Quatre objectifs principaux à cela :
- Comprendre comment la notion de « confinement climatique » est construite dans le cadre de dynamiques socio-politiques plus larges ;
- En identifier les principaux promoteurs et caisses de résonance ;
- Établir quels sont les points de rencontre avec d’autres groupes et mouvements étudiés par ISD (par exemple, les anti-confinements ; anti-vaccins ; extrême-droite ; conspirationnistes)
- Évaluer les possibles influences de cette tendance sur le débat plus général autour du changement climatique.

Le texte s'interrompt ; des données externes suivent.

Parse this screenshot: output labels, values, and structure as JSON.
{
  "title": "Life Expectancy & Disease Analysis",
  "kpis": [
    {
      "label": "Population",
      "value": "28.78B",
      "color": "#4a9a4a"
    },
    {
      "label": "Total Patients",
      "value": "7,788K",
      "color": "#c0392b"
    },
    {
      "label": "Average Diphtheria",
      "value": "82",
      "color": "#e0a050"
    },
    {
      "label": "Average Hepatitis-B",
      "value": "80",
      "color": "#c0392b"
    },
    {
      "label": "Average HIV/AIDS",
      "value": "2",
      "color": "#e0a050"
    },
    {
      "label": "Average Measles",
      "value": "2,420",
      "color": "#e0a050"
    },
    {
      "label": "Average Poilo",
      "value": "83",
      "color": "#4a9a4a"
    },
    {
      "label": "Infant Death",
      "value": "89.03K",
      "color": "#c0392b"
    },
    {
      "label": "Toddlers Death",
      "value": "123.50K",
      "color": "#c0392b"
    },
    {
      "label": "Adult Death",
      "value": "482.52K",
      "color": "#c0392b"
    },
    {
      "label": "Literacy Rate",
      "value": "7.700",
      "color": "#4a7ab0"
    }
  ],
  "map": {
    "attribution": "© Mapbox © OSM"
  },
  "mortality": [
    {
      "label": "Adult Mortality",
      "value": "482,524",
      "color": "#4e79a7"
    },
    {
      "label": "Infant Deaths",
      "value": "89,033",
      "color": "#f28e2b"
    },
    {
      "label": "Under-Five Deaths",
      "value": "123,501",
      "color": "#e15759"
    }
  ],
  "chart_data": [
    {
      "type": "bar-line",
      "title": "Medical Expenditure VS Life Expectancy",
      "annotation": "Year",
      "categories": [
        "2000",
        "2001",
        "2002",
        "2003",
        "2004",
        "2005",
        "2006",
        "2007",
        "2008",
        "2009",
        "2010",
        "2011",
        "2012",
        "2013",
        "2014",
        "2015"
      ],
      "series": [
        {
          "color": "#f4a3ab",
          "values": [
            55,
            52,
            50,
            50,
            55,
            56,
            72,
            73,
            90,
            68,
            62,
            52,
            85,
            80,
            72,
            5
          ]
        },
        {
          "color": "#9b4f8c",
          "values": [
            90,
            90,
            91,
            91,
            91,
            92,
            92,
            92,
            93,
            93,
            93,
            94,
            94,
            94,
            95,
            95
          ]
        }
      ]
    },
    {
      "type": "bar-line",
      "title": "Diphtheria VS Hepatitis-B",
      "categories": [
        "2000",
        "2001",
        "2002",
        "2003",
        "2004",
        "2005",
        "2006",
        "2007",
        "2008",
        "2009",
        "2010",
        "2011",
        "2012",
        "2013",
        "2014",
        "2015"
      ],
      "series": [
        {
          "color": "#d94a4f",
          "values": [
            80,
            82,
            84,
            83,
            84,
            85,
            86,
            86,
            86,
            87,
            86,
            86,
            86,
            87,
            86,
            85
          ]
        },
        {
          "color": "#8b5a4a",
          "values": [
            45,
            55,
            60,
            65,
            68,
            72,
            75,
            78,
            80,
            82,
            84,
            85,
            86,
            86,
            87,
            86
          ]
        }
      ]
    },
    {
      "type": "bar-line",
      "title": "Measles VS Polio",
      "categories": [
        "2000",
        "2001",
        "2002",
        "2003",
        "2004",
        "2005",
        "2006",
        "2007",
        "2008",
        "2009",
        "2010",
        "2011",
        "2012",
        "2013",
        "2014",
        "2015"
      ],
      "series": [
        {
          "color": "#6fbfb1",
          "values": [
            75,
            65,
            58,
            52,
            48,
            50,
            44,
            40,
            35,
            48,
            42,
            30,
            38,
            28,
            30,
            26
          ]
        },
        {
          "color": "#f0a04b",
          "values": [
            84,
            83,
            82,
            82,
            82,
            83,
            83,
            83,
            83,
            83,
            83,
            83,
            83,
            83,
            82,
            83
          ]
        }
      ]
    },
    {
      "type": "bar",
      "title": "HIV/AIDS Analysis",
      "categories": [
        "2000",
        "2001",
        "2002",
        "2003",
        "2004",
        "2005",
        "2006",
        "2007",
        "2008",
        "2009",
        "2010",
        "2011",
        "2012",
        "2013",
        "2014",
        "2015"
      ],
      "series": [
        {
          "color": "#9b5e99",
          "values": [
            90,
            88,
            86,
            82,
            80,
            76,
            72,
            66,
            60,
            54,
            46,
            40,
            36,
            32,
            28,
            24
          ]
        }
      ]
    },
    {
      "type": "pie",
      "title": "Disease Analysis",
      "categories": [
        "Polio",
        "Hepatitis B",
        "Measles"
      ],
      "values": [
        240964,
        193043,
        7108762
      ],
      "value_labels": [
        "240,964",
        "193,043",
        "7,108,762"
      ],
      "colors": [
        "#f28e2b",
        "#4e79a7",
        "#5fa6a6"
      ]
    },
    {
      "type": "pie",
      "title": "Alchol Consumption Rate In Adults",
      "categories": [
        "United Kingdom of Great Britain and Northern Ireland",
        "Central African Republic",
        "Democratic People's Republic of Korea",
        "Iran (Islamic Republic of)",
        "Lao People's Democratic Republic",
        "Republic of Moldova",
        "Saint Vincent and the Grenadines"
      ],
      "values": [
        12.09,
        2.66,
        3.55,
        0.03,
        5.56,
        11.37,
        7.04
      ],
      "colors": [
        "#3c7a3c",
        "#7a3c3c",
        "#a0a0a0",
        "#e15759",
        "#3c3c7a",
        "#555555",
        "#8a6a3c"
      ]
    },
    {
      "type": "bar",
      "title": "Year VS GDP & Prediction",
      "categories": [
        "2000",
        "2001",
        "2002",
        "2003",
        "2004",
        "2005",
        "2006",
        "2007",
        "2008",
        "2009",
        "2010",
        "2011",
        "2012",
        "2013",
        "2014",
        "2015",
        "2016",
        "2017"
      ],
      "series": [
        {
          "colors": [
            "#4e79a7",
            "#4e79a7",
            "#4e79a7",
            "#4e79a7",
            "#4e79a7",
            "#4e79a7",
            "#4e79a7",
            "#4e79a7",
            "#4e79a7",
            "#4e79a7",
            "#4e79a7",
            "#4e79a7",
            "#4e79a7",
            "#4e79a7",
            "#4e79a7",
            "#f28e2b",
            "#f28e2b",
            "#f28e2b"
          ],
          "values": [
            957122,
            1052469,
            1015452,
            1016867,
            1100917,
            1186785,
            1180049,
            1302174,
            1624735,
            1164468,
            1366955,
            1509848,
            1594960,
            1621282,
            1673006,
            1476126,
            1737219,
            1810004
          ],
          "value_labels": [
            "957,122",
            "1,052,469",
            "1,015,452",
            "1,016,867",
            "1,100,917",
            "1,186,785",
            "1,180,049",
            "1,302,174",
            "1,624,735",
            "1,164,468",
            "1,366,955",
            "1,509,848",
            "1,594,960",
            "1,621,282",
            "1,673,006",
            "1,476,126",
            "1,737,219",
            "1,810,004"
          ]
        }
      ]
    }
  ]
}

Ce rapport détaille chronologiquement la prise d’ampleur et l’évolution du terme « confinement climatique » et s’organise en deux sections. La première souligne la façon dont ce discours émerge et est réinterprété par des acteurs malveillants à mesure qu’il s’est diffusé sur différentes plateformes de réseaux sociaux. La deuxième montre comment, début 2021, les faux-pas des médias « libéraux » ont ravivé ce discours et lui ont permis de se mélanger à d’autres théories conspirationnistes pré-existantes – pour devenir, en dernière instance, un discours plus général centré sur le rejet des élites.
Le rapport conclut sur de potentielles leçons à tirer pour la communication autour du changement climatique, a fortiori avec l’imminence d’événements mondiaux comme la COP26, ou de nombreuses élections nationales et régionales.

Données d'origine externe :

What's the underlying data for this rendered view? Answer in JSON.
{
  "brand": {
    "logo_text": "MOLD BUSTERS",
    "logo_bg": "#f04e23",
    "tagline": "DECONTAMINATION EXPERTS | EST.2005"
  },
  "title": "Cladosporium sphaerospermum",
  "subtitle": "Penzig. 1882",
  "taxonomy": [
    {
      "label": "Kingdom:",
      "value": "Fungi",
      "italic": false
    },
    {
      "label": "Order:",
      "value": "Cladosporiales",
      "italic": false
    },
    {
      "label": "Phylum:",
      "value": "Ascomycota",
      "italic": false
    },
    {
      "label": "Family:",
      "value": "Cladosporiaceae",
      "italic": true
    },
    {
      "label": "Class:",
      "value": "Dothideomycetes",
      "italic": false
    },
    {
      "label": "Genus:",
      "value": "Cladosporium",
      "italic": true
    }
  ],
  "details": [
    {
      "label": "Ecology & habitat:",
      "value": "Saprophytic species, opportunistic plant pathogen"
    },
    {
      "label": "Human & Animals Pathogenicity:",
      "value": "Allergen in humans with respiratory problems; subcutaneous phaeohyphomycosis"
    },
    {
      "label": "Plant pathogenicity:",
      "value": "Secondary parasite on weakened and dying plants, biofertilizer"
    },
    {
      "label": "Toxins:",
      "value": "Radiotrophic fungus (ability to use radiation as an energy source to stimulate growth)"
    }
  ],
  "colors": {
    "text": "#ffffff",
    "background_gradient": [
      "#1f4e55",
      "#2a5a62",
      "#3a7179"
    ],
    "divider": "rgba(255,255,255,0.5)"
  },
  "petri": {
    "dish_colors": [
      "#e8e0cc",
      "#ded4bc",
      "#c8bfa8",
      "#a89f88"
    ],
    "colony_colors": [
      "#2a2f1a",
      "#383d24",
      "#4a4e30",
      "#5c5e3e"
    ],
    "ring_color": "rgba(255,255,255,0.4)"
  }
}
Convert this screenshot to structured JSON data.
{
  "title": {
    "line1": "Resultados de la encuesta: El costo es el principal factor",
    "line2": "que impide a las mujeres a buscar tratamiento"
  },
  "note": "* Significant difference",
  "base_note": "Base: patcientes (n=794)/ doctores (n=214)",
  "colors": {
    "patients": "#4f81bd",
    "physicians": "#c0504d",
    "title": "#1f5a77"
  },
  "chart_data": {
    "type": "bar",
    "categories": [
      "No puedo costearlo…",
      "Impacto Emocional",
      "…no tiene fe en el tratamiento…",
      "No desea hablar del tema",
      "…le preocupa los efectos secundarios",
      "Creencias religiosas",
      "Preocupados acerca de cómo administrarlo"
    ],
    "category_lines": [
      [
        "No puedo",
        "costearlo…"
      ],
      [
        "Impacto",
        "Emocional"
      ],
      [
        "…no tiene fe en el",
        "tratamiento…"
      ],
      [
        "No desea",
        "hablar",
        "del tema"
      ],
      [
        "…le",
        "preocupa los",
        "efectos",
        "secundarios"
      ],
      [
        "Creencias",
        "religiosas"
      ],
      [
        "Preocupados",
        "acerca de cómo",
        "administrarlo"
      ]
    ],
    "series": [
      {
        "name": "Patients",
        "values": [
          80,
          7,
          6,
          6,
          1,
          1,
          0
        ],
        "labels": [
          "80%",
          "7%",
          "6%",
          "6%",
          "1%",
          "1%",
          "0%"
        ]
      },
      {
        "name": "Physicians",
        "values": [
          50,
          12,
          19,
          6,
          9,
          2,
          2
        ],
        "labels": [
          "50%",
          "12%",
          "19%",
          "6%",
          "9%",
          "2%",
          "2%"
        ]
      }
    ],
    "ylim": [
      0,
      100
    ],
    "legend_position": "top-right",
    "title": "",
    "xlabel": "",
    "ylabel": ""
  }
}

« Confinement climatique » : il ne s’agit pas d’une histoire de menaces extérieures à un discours populaire, mais un exemple du fait que n’importe quel message peut être instrumentalisé par ceux qui cherchent à causer des dommages – soit pour tirer profit de la désinformation et de la rage créée de toute pièce, pour alimenter la méfiance dans les institutions, ou pour confirmer l’existence de biais au sujet de certains groupes ou certaines causes. La lutte contre le changement climatique se voit contrainte de jouer à l’équilibriste sur une corde de plus en plus raide : mettre en évidence les enjeux à agir sans prendre des tonalités trop apocalyptiques ou impitoyables, et apporter des preuves qui soutiennent des programmes ambitieux sans attiser les craintes et les frustrations liées au Covid-19.

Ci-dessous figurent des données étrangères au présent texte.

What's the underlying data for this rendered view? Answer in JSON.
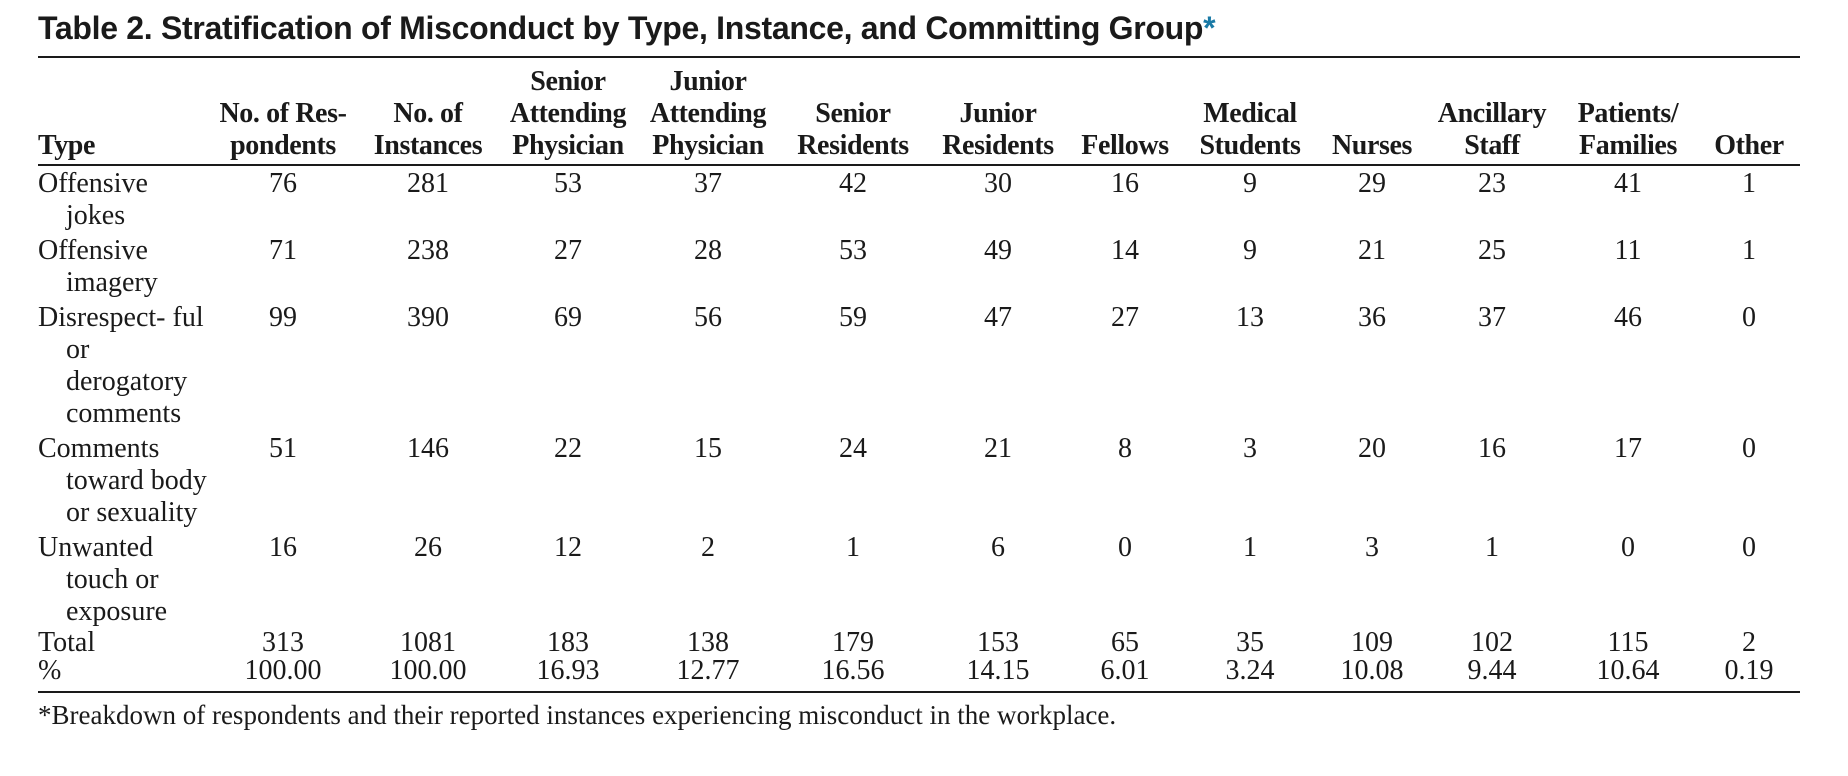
{
  "table": {
    "title_text": "Table 2.  Stratification of Misconduct by Type, Instance, and Committing Group",
    "title_marker": "*",
    "headers": [
      "Type",
      "No. of Res- pondents",
      "No. of Instances",
      "Senior Attending Physician",
      "Junior Attending Physician",
      "Senior Residents",
      "Junior Residents",
      "Fellows",
      "Medical Students",
      "Nurses",
      "Ancillary Staff",
      "Patients/ Families",
      "Other"
    ],
    "rows": [
      {
        "type": "Offensive jokes",
        "values": [
          "76",
          "281",
          "53",
          "37",
          "42",
          "30",
          "16",
          "9",
          "29",
          "23",
          "41",
          "1"
        ]
      },
      {
        "type": "Offensive imagery",
        "values": [
          "71",
          "238",
          "27",
          "28",
          "53",
          "49",
          "14",
          "9",
          "21",
          "25",
          "11",
          "1"
        ]
      },
      {
        "type": "Disrespect- ful or derogatory comments",
        "values": [
          "99",
          "390",
          "69",
          "56",
          "59",
          "47",
          "27",
          "13",
          "36",
          "37",
          "46",
          "0"
        ]
      },
      {
        "type": "Comments toward body or sexuality",
        "values": [
          "51",
          "146",
          "22",
          "15",
          "24",
          "21",
          "8",
          "3",
          "20",
          "16",
          "17",
          "0"
        ]
      },
      {
        "type": "Unwanted touch or exposure",
        "values": [
          "16",
          "26",
          "12",
          "2",
          "1",
          "6",
          "0",
          "1",
          "3",
          "1",
          "0",
          "0"
        ]
      }
    ],
    "total": {
      "label": "Total",
      "values": [
        "313",
        "1081",
        "183",
        "138",
        "179",
        "153",
        "65",
        "35",
        "109",
        "102",
        "115",
        "2"
      ]
    },
    "percent": {
      "label": "%",
      "values": [
        "100.00",
        "100.00",
        "16.93",
        "12.77",
        "16.56",
        "14.15",
        "6.01",
        "3.24",
        "10.08",
        "9.44",
        "10.64",
        "0.19"
      ]
    },
    "footnote": "*Breakdown of respondents and their reported instances experiencing misconduct in the workplace."
  }
}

Les principaux résultats de cette recherche, présentés en détail dans le rapport, sont les suivants :
- Les négationnistes du climat les plus engagé·es ont essayé de médiatiser le terme « confinement climatique » depuis mars 2020, sans succès ou presque sur les réseaux sociaux
- Le discours n’a commencé à décoller en ligne qu’après une série de gros titres et de posts malencontreux de la part d’institutions dominantes, dont des médias comme The Guardian ou encore de think-tank internationaux comme le Forum Économique Mondial, en apportant de l’eau au moulin à l’écosystème des médias réactionnaires.
- De ce fait, le terme « confinement climatique » ne rentre pas dans le cadre du phénomène récent, de la théorie complotiste qui prend de l’ampleur par le biais de plateformes ou de groupes marginaux, avant de se normaliser progressivement. Au contraire, ce discours a été réapproprié par des médias et des commentateurs d’extrême-droite seulement après les citations trompeuses de ce qui est perçu comme ‘l’establishment libéral’.
- Une fois que le terme a capté l’attention du public, il a rapidement intégré le cadre pré-existant de la ‘guerre culturelle’ et de ses ramifications nationales. Ce phénomène est moins dû à des blogueurs marginaux qu’à des médias très visibles comme Fox News, qui a fait du « confinement climatique » un concept annonçant une tragédie autoritaire imminente. Ces derniers mois, de telles conceptions ont frayé leur chemin au milieu d’une série de mouvements conspirationnistes et d’extrême-droite, apparaissant récemment dans les forums du fameux culte QAnon.